Was sich unweit von Innsbruck im Fasching, Karneval, in der Fasnacht – wie auch immer man die fünfte Jahreszeit betiteln möchte – abspielt, ist mehr als nur ein buntes Treiben. Das so genannte Mullerlaufen hat eine jahrhundertelange Tradition. Eine, die die teilnehmenden Männer oft schon von klein auf verinnerlicht haben und alle Jahre wieder äußerst stolz zur Schau tragen. Hinter dem althergebrachten Brauchtum stecken Einsatz, Begeisterung und viel Herzblut. Die Rumer Muller sind Teil eines Tiroler Brauchtums, das sogar zum UNESCO-Weltkulturerbe geadelt wurde. Gelebt wird das Mullerlaufen tagelang und im ganzen Dorf – quer durch alle Alters- und sozialen Schichten.

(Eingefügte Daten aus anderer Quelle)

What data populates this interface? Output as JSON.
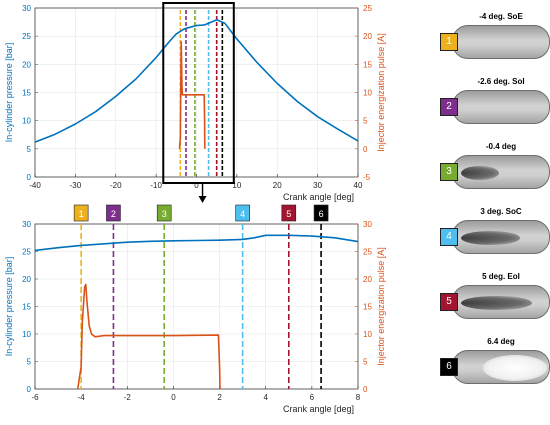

Das Mullerlaufen bildet ein Stück Tiroler Kulturgeschichte. Foto: Rumer Muller
Ein Dorf im Mullerfieber
Fasnacht ist. Ich treffe den Obmann der Rumer Muller beim Veranstaltungssaal der kleinen Nachbargemeinde von Innsbruck. Erstaunlich, wie ländlich Rum trotz seiner unmittelbaren Nähe zur Tiroler Landeshauptstadt anmutet, denke ich mir, während ich Christian Lechner die Hand schüttle.

Das ganze Dorf kommt zusammen – Mullen ist „In“! Foto: Tamara Kainz
Ebenso erstaunlich erscheint mir, dass vor dem noch verschlossenen FoRum bereits eine riesige Menschentraube auf Einlass wartet. Und das, obwohl es bitterkalt und nass ist und das Große Rumer Mullerschaug’n erst in über einer Stunde beginnt. Später kann ich die Jagd auf die besten Plätze besser nachvollziehen …
Reine Männersache
Christian nimmt mich mit ins Vereinslokal, wo wir uns über das Mullen unterhalten wollen. Ein Brauchtum, das die Männer des Dorfes seit über 500 Jahren jeweils im Fasching in seinen Bann zieht. Der Verein der Rumer Muller wurde 1994 offiziell gegründet und besteht aus gut 150 aktiven Mullern und an die 100 Jungmuller.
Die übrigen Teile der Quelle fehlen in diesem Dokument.